Se in entrata il Torino raccoglie con piacere il gradimento di Niang a un trasferimento in granata, va pur detto che il calciomercato riguarda anche le uscite. Una, in particolare, che sposterebbe di molto i piani dei granata: quella legata alla possibile partenza di Andrea Belotti. Possibile, non probabile, giacché parlare ora di una sua cessione sarebbe non solo prematuro, ma clamorosamente azzardato. Il Gallo ancora non ha deciso niente. E il Torino ascolta eventuali suggestioni, senza però favorire una cessione del suo attaccante. Anzi. Ma non per questo gli estimatori devono mancare: quelli all’estero sono noti, e parlano soprattutto inglese; in Italia, è derby di mercato tra le milanesi. Con il Milan molto più interessato e molto più deciso a muoversi in maniera ufficiale. Ecco perché oggi non si parlerà solo del talentuoso esterno francese: quello di Belotti sarà argomento caldissimo. Due trattative, eventuali, che Cairo vuole tenere ben distinte: niente conguagli, niente contropartite. Belotti da un lato; Niang dall’altro.
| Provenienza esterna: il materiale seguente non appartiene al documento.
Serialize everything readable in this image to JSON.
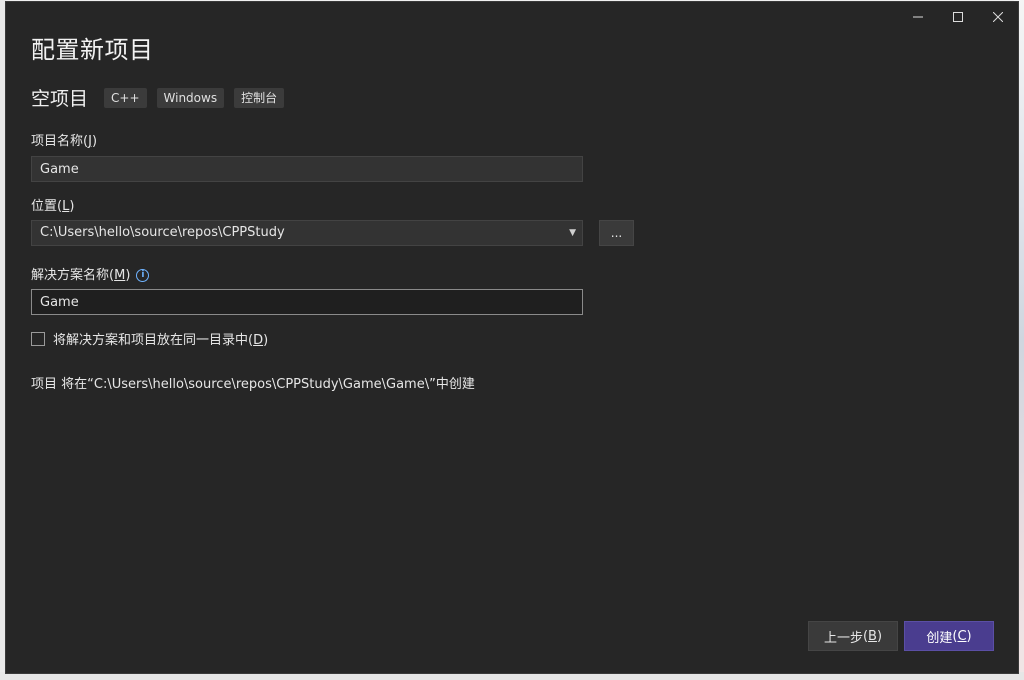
{
  "window": {
    "minimize_label": "minimize",
    "maximize_label": "maximize",
    "close_label": "close"
  },
  "page_title": "配置新项目",
  "template": {
    "name": "空项目",
    "tags": [
      "C++",
      "Windows",
      "控制台"
    ]
  },
  "project_name": {
    "label": "项目名称",
    "mnemonic": "J",
    "value": "Game"
  },
  "location": {
    "label": "位置",
    "mnemonic": "L",
    "value": "C:\\Users\\hello\\source\\repos\\CPPStudy",
    "browse_label": "..."
  },
  "solution_name": {
    "label": "解决方案名称",
    "mnemonic": "M",
    "value": "Game"
  },
  "same_dir_checkbox": {
    "label": "将解决方案和项目放在同一目录中",
    "mnemonic": "D",
    "checked": false
  },
  "path_info": "项目 将在“C:\\Users\\hello\\source\\repos\\CPPStudy\\Game\\Game\\”中创建",
  "buttons": {
    "back_label": "上一步",
    "back_mnemonic": "B",
    "create_label": "创建",
    "create_mnemonic": "C"
  },
  "colors": {
    "dialog_bg": "#262626",
    "accent": "#4a3d8f",
    "info_icon": "#6fb3ff"
  }
}
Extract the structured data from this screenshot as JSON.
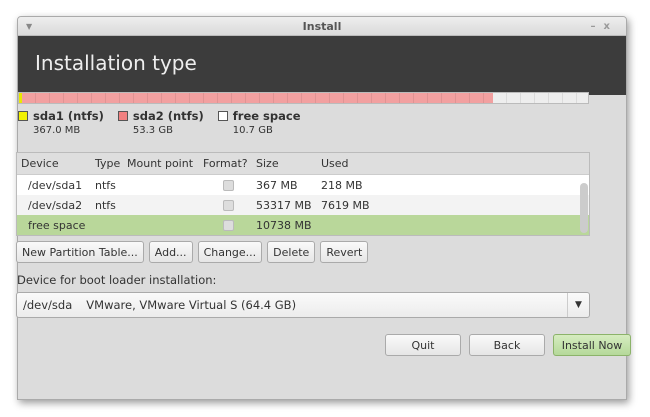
{
  "window": {
    "title": "Install",
    "header": "Installation type"
  },
  "partition_bar": {
    "segments": [
      {
        "fraction": 0.0057,
        "color": "#e8e800"
      },
      {
        "fraction": 0.8277,
        "color": "#f2a0a0"
      },
      {
        "fraction": 0.1666,
        "color": "#eeeeee"
      }
    ]
  },
  "legend": [
    {
      "name": "sda1 (ntfs)",
      "size": "367.0 MB",
      "color": "#f0f000"
    },
    {
      "name": "sda2 (ntfs)",
      "size": "53.3 GB",
      "color": "#f08080"
    },
    {
      "name": "free space",
      "size": "10.7 GB",
      "color": "#ffffff"
    }
  ],
  "table": {
    "headers": [
      "Device",
      "Type",
      "Mount point",
      "Format?",
      "Size",
      "Used"
    ],
    "rows": [
      {
        "device": "/dev/sda1",
        "type": "ntfs",
        "mount": "",
        "size": "367 MB",
        "used": "218 MB"
      },
      {
        "device": "/dev/sda2",
        "type": "ntfs",
        "mount": "",
        "size": "53317 MB",
        "used": "7619 MB"
      },
      {
        "device": "free space",
        "type": "",
        "mount": "",
        "size": "10738 MB",
        "used": ""
      }
    ]
  },
  "buttons": {
    "new_table": "New Partition Table...",
    "add": "Add...",
    "change": "Change...",
    "delete": "Delete",
    "revert": "Revert"
  },
  "bootloader": {
    "label": "Device for boot loader installation:",
    "device": "/dev/sda",
    "desc": "VMware, VMware Virtual S (64.4 GB)"
  },
  "footer": {
    "quit": "Quit",
    "back": "Back",
    "install": "Install Now"
  }
}
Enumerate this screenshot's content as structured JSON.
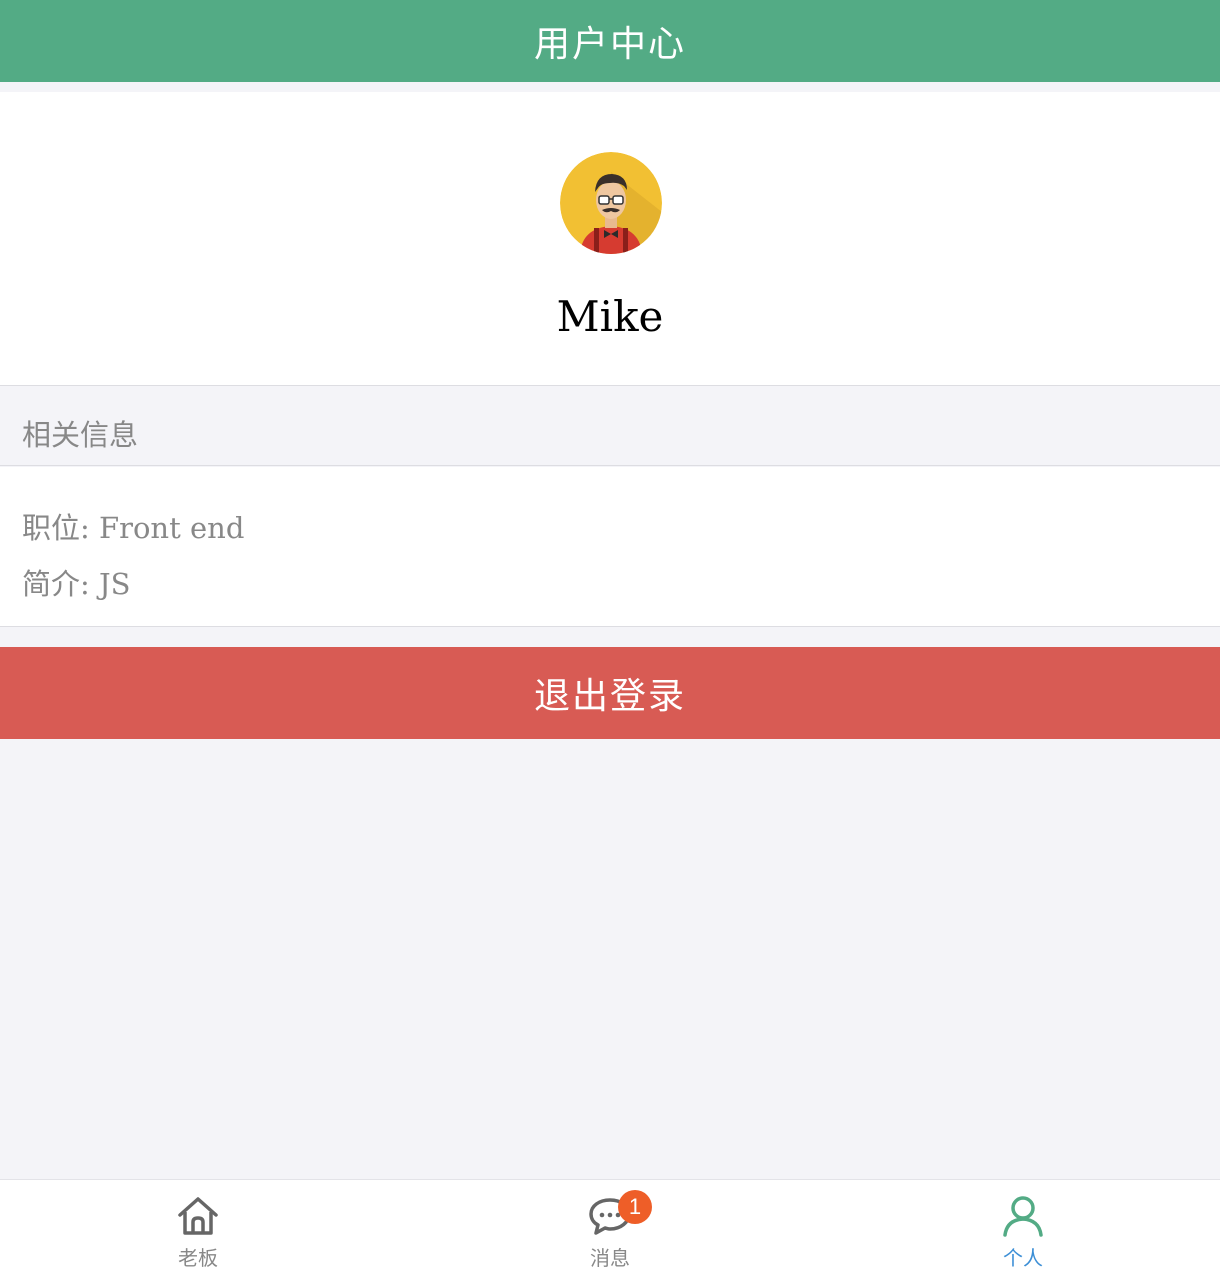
{
  "header": {
    "title": "用户中心"
  },
  "profile": {
    "username": "Mike"
  },
  "info": {
    "section_title": "相关信息",
    "position_line": "职位: Front end",
    "intro_line": "简介: JS"
  },
  "logout": {
    "label": "退出登录"
  },
  "tabbar": {
    "tabs": [
      {
        "label": "老板",
        "icon": "home-icon"
      },
      {
        "label": "消息",
        "icon": "chat-icon",
        "badge": "1"
      },
      {
        "label": "个人",
        "icon": "user-icon",
        "active": true
      }
    ]
  },
  "colors": {
    "header_bg": "#53ab85",
    "logout_bg": "#d85b54",
    "active_tab_label": "#3d8fd6",
    "active_tab_icon": "#53ab85",
    "badge_bg": "#ee5e28"
  }
}
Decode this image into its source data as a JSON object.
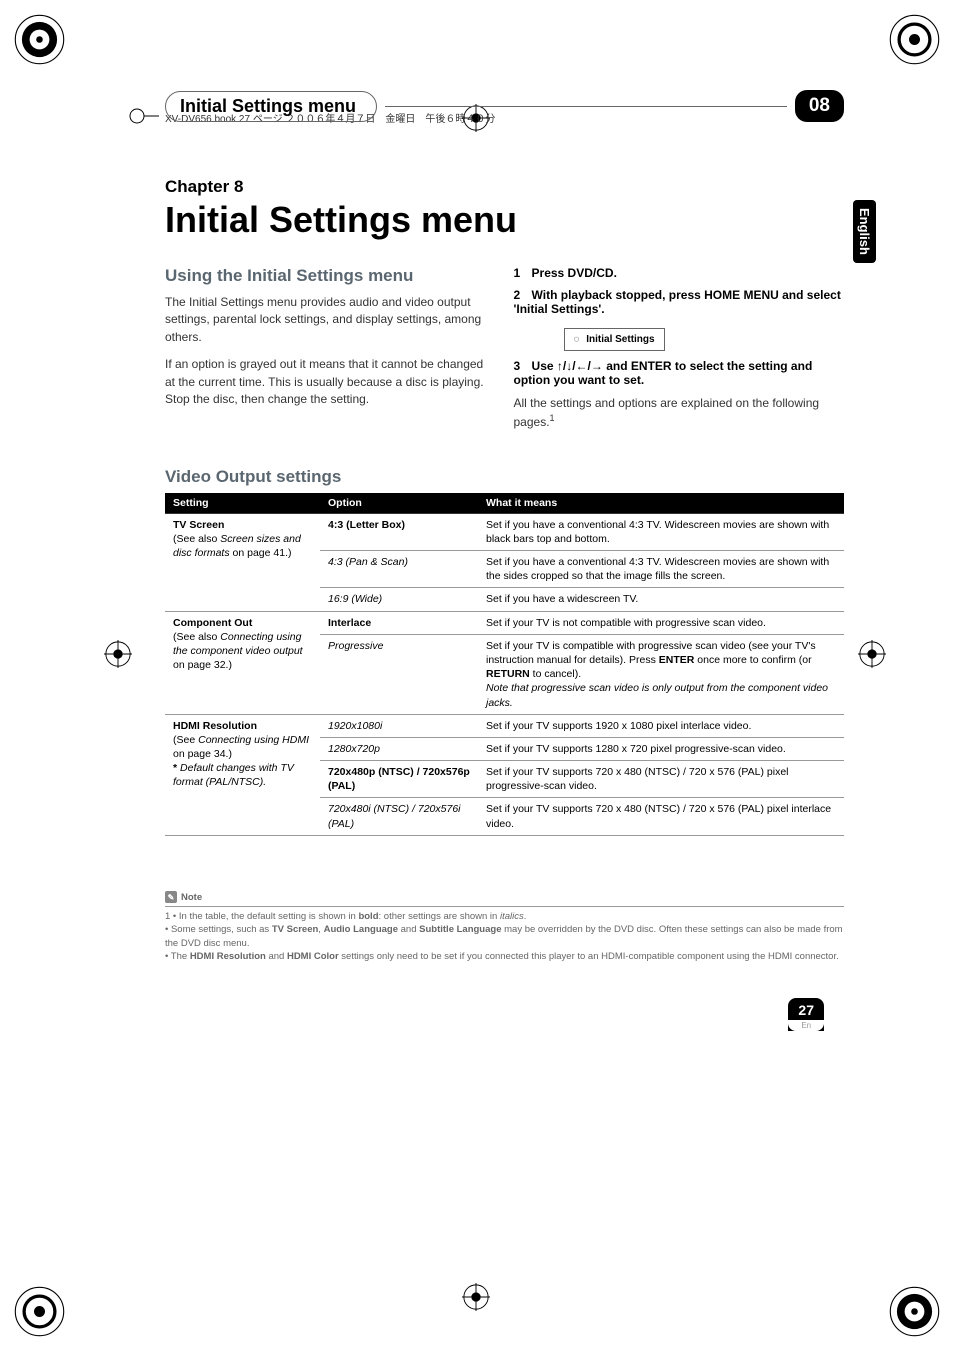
{
  "book_meta": "XV-DV656.book 27 ページ ２００６年４月７日　金曜日　午後６時４０分",
  "header": {
    "title": "Initial Settings menu",
    "chapter_num": "08"
  },
  "side_tab": "English",
  "chapter_label": "Chapter 8",
  "main_title": "Initial Settings menu",
  "left": {
    "heading": "Using the Initial Settings menu",
    "p1": "The Initial Settings menu provides audio and video output settings, parental lock settings, and display settings, among others.",
    "p2": "If an option is grayed out it means that it cannot be changed at the current time. This is usually because a disc is playing. Stop the disc, then change the setting."
  },
  "right": {
    "s1_num": "1",
    "s1_text": "Press DVD/CD.",
    "s2_num": "2",
    "s2_text": "With playback stopped, press HOME MENU and select 'Initial Settings'.",
    "box_label": "Initial Settings",
    "s3_num": "3",
    "s3_pre": "Use ",
    "s3_arrows": "↑/↓/←/→",
    "s3_post": " and ENTER to select the setting and option you want to set.",
    "p3": "All the settings and options are explained on the following pages.",
    "sup": "1"
  },
  "table_heading": "Video Output settings",
  "thead": {
    "c1": "Setting",
    "c2": "Option",
    "c3": "What it means"
  },
  "rows": [
    {
      "setting_html": "<span class='bold'>TV Screen</span><br>(See also <span class='italic'>Screen sizes and disc formats</span> on page 41.)",
      "option_html": "<span class='bold'>4:3 (Letter Box)</span>",
      "meaning": "Set if you have a conventional 4:3 TV. Widescreen movies are shown with black bars top and bottom.",
      "thick": true
    },
    {
      "setting_html": "",
      "option_html": "<span class='italic'>4:3 (Pan & Scan)</span>",
      "meaning": "Set if you have a conventional 4:3 TV. Widescreen movies are shown with the sides cropped so that the image fills the screen."
    },
    {
      "setting_html": "",
      "option_html": "<span class='italic'>16:9 (Wide)</span>",
      "meaning": "Set if you have a widescreen TV."
    },
    {
      "setting_html": "<span class='bold'>Component Out</span><br>(See also <span class='italic'>Connecting using the component video output</span> on page 32.)",
      "option_html": "<span class='bold'>Interlace</span>",
      "meaning": "Set if your TV is not compatible with progressive scan video.",
      "thick": true
    },
    {
      "setting_html": "",
      "option_html": "<span class='italic'>Progressive</span>",
      "meaning": "Set if your TV is compatible with progressive scan video (see your TV's instruction manual for details). Press <span class='bold'>ENTER</span> once more to confirm (or <span class='bold'>RETURN</span> to cancel).<br><span class='italic'>Note that progressive scan video is only output from the component video jacks.</span>"
    },
    {
      "setting_html": "<span class='bold'>HDMI Resolution</span><br>(See <span class='italic'>Connecting using HDMI</span> on page 34.)<br><span class='bold'>*</span> <span class='italic'>Default changes with TV format (PAL/NTSC).</span>",
      "option_html": "<span class='italic'>1920x1080i</span>",
      "meaning": "Set if your TV supports 1920 x 1080 pixel interlace video.",
      "thick": true
    },
    {
      "setting_html": "",
      "option_html": "<span class='italic'>1280x720p</span>",
      "meaning": "Set if your TV supports 1280 x 720 pixel progressive-scan video."
    },
    {
      "setting_html": "",
      "option_html": "<span class='bold'>720x480p (NTSC) / 720x576p (PAL)</span>",
      "meaning": "Set if your TV supports 720 x 480 (NTSC) / 720 x 576 (PAL) pixel progressive-scan video."
    },
    {
      "setting_html": "",
      "option_html": "<span class='italic'>720x480i (NTSC) / 720x576i (PAL)</span>",
      "meaning": "Set if your TV supports 720 x 480 (NTSC) / 720 x 576 (PAL) pixel interlace video."
    }
  ],
  "note": {
    "label": "Note",
    "l1": "1 • In the table, the default setting is shown in <span class='bold'>bold</span>: other settings are shown in <span class='italic'>italics</span>.",
    "l2": "  • Some settings, such as <span class='bold'>TV Screen</span>, <span class='bold'>Audio Language</span> and <span class='bold'>Subtitle Language</span> may be overridden by the DVD disc. Often these settings can also be made from the DVD disc menu.",
    "l3": "  • The <span class='bold'>HDMI Resolution</span> and <span class='bold'>HDMI Color</span> settings only need to be set if you connected this player to an HDMI-compatible component using the HDMI connector."
  },
  "page_num": "27",
  "page_lang": "En"
}
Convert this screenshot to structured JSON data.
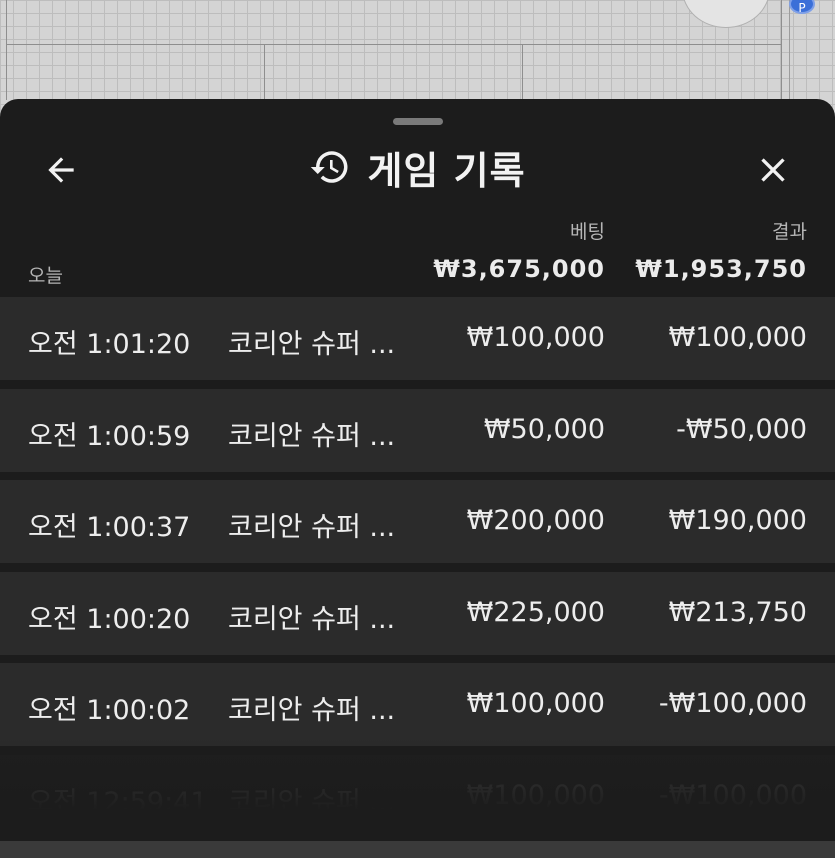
{
  "header": {
    "title": "게임 기록",
    "back_icon": "arrow-left-icon",
    "history_icon": "history-icon",
    "close_icon": "close-icon"
  },
  "summary": {
    "period_label": "오늘",
    "bet_header": "베팅",
    "result_header": "결과",
    "total_bet": "₩3,675,000",
    "total_result": "₩1,953,750"
  },
  "rows": [
    {
      "time": "오전 1:01:20",
      "game": "코리안 슈퍼 ...",
      "bet": "₩100,000",
      "result": "₩100,000"
    },
    {
      "time": "오전 1:00:59",
      "game": "코리안 슈퍼 ...",
      "bet": "₩50,000",
      "result": "-₩50,000"
    },
    {
      "time": "오전 1:00:37",
      "game": "코리안 슈퍼 ...",
      "bet": "₩200,000",
      "result": "₩190,000"
    },
    {
      "time": "오전 1:00:20",
      "game": "코리안 슈퍼 ...",
      "bet": "₩225,000",
      "result": "₩213,750"
    },
    {
      "time": "오전 1:00:02",
      "game": "코리안 슈퍼 ...",
      "bet": "₩100,000",
      "result": "-₩100,000"
    },
    {
      "time": "오전 12:59:41",
      "game": "코리안 슈퍼 ...",
      "bet": "₩100,000",
      "result": "-₩100,000"
    }
  ],
  "background": {
    "badge_label": "P"
  },
  "colors": {
    "sheet_bg": "#1c1c1c",
    "row_bg": "#2b2b2b",
    "text": "#ededed",
    "muted": "#b5b5b5"
  }
}
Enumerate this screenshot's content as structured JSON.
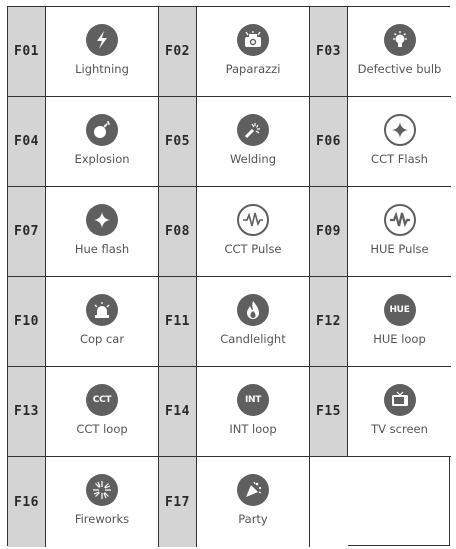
{
  "effects": [
    {
      "code": "F01",
      "label": "Lightning",
      "icon": "lightning-icon"
    },
    {
      "code": "F02",
      "label": "Paparazzi",
      "icon": "camera-icon"
    },
    {
      "code": "F03",
      "label": "Defective bulb",
      "icon": "bulb-icon"
    },
    {
      "code": "F04",
      "label": "Explosion",
      "icon": "bomb-icon"
    },
    {
      "code": "F05",
      "label": "Welding",
      "icon": "welding-icon"
    },
    {
      "code": "F06",
      "label": "CCT Flash",
      "icon": "sparkle-icon"
    },
    {
      "code": "F07",
      "label": "Hue flash",
      "icon": "sparkle-icon"
    },
    {
      "code": "F08",
      "label": "CCT Pulse",
      "icon": "pulse-icon"
    },
    {
      "code": "F09",
      "label": "HUE Pulse",
      "icon": "pulse-icon"
    },
    {
      "code": "F10",
      "label": "Cop car",
      "icon": "siren-icon"
    },
    {
      "code": "F11",
      "label": "Candlelight",
      "icon": "flame-icon"
    },
    {
      "code": "F12",
      "label": "HUE loop",
      "icon": "hue-icon",
      "icon_text": "HUE"
    },
    {
      "code": "F13",
      "label": "CCT loop",
      "icon": "cct-icon",
      "icon_text": "CCT"
    },
    {
      "code": "F14",
      "label": "INT loop",
      "icon": "int-icon",
      "icon_text": "INT"
    },
    {
      "code": "F15",
      "label": "TV screen",
      "icon": "tv-icon"
    },
    {
      "code": "F16",
      "label": "Fireworks",
      "icon": "fireworks-icon"
    },
    {
      "code": "F17",
      "label": "Party",
      "icon": "party-icon"
    }
  ],
  "colors": {
    "code_bg": "#d4d4d4",
    "icon_bg": "#5f5f5f",
    "border": "#333333",
    "label": "#555555"
  }
}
Ma torniamo al numero 9 granata. La prospettiva di un trasferimento in rossonero è invero piuttosto allettante, posto che il Toro dovrà essere convinto con una proposta davvero importante (ma la disponibilità della nuova proprietà cinese sembra piuttosto buona, a giudicare da questi primi movimenti: da Biglia e Kessie, per esempio). Al Gallo verrebbe presentato non soltanto un avanzamento di carriera a livello puramente contrattuale, ma la possibilità di giocare da subito in Europa, e da titolare, in un 4-3-3 che, si è visto, esalta non poco le sue caratteristiche: delle ottime basi per chi cerca di raggiungere il suo primo Mondiale in carriera. Ecco perché, forte di queste premesse, il Milan è più che disponibile a trattare il giocatore. Anche per qualche settimana, se necessario, tenendo in caldo le possibili alternative. Alternative che al Torino in questo momento mancano, come fu per Maksimovic, e che si stanno cercando non solo in Italia, ma anche all’estero. Certo è che se a luglio Belotti dovesse, come tutti nel mondo Toro augurano, cominciare ad allenarsi alla corte di Mihajlovic, allora il suo trasferimento non sarebbe solo difficile, ma pressoché impossibile. Ma questa è un’altra storia, ancora troppo lontana nel tempo. Prima c’è giugno, che si preannuncia rovente. Diabolico? Non è da escludere.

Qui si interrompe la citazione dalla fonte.